Há, no entanto, um conceito de filme etnográfico stricto sensu – aquele em que as imagens em movimento são usadas pelo antropólogo para sua prática profissional, como fizeram Margaret Mead e Gregory Bateson, em Bali. Claudine de France (autora de Do filme etnográfico à antropologia fílmica) considera, no entanto, haver, entre as inúmeras atitudes metodológicas possíveis, duas tendências opostas no filme etnográfico – os filmes de exposição e filmes de exploração. A primeira pressupõe procedimentos extracinematográficos (a escrita precede a realização do filme), a segunda utiliza o cinema como metodologia de pesquisa, de exploração (RIBEIRO, p. 7). Conforme Ribeiro, “só nos anos 1950 o filme etnográfico se torna uma disciplina institucional com especialistas de critérios reconhecidos”. É aí que Jean Rouch (de Moi, un noir) aparece como a síntese do antropólogo e do cineasta. Engenheiro como os cineastas russos dos anos 20 (Eisenstein e Vertov), Rouch é a figura de referência paradigmática do filme etnográfico, aquele que aparece mais associado ao cinema e ao documentário do que propriamente à antropologia.

A segunda conotação do termo etnográfico é a de que há um enquadramento disciplinar específico dentro do qual o filme é ou foi realizado – a etnografia, a etnologia, a antropologia. Esse enquadramento é, em primeiro lugar, o da etnografia enquanto descrição científica associada à antropologia. Para Rouch, “o cinema é o único meio de comunicação que permite a pessoas de outra cultura compreender a forma como as vemos”. É o que acontece quando assistimos ao documentário de Lúcia Murat, Olhar estrangeiro, pois percebemos de que forma os produtores estrangeiros nos veem como brasileiros, como os “outros” deles.

Uma etnografia pode, portanto, perpassar tanto uma ficção cinematográfica quando um documentário, assim como perpassa os gêneros historicamente consagrados pela academia, mediante teses, ensaios, dissertações, artigos, livros em papel e em cópias digitais. O documentário de Lúcia Murat leva ao paroxismo a ideia de que toda etnografia é uma construção, uma “verdade parcial”, ao mesmo tempo ficção, poesia, literatura, conforme aponta Geertz (2005).
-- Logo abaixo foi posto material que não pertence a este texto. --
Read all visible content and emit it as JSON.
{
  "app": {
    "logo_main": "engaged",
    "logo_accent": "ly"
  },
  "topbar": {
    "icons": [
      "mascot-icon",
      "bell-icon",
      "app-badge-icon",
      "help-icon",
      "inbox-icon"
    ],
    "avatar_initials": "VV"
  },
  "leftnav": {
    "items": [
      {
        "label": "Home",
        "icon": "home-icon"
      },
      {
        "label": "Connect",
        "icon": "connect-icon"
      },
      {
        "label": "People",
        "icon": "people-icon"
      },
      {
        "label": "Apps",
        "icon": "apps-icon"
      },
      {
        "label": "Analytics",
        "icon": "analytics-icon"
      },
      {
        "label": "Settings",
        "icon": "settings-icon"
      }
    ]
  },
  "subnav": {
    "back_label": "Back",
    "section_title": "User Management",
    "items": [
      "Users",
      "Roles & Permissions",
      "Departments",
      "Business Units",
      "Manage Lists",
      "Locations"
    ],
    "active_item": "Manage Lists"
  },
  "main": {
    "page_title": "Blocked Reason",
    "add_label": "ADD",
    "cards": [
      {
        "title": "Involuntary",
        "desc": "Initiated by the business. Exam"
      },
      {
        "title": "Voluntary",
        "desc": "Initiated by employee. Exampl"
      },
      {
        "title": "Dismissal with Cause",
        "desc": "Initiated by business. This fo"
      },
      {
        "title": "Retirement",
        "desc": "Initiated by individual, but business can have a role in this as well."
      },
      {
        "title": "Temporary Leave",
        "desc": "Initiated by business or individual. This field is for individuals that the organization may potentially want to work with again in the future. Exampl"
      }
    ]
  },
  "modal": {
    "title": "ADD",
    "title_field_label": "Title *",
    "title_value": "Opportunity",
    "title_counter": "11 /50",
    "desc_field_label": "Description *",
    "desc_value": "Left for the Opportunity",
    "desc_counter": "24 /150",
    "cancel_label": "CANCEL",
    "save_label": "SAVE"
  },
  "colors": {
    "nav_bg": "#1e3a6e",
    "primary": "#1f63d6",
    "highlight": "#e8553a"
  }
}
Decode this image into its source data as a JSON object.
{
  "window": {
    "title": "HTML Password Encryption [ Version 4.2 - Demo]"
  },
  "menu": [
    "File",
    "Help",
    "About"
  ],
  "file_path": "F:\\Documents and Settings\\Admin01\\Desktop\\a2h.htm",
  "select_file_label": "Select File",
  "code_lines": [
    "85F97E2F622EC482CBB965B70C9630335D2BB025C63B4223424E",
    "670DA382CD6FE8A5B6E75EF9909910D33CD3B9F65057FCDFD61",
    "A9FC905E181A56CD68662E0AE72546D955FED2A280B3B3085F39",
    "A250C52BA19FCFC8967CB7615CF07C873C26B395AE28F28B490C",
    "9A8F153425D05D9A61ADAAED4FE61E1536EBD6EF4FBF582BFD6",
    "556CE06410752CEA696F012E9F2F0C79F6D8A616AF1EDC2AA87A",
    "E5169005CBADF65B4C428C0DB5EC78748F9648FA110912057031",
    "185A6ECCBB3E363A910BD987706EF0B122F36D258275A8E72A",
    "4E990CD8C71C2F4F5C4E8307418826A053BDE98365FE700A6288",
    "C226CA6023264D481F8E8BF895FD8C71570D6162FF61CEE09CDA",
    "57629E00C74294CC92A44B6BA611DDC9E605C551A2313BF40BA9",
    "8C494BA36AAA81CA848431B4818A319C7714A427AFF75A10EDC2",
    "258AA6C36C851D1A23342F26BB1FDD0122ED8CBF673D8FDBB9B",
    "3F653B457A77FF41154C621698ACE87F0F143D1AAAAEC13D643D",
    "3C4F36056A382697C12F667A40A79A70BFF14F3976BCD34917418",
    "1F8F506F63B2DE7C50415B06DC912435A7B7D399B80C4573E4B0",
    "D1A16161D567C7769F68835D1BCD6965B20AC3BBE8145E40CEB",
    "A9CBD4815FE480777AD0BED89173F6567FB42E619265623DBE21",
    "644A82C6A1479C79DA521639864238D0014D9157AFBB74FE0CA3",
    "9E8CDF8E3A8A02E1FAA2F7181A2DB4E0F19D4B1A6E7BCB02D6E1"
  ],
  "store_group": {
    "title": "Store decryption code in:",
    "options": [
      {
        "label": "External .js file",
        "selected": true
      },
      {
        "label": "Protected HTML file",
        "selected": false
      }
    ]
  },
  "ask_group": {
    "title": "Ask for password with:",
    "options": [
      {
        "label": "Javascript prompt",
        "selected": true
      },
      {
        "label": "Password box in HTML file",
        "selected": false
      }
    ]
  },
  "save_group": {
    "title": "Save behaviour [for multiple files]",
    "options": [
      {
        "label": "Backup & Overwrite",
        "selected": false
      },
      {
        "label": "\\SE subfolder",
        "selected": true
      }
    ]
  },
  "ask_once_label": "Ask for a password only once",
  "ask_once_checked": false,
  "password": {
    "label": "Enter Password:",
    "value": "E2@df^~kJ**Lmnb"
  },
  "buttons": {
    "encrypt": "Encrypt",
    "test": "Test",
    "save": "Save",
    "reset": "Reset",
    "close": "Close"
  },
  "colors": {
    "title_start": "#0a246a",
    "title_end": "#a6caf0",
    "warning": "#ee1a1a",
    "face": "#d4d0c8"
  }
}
Em entrevistas com diretores, produtores, atores, Lúcia Murat tenta mostrar o porquê desta retórica visual nos filmes estrangeiros, filmes que não têm preocupação de se erigir sobre uma suposta realidade, e, a seu modo, a diretora questiona a autoridade dos cineastas, num momento em que dois modos de autoridade, o experiencial e o interpretativo, cedem lugar ao dialógico e ao polifônico; num momento em que se questiona também a autoridade do etnógrafo: “Quem somos nós para descrevê-los?”, pergunta-se Geertz (1988). O modo de autoridade dialógico entende a etnografia como resultado de “uma negociação construtiva envolvendo pelo menos dois e muitas vezes mais sujeitos conscientes e politicamente significativos” (CLIFFORD, 1998, p. 43). Já o modo de autoridade polifônico, que rompe com as etnografias que pretendem conter uma única voz, geralmente a do etnógrafo, propõe a “produção colaborativa do conhecimento etnográfico” (CLIFFORD, 1998, p. 54).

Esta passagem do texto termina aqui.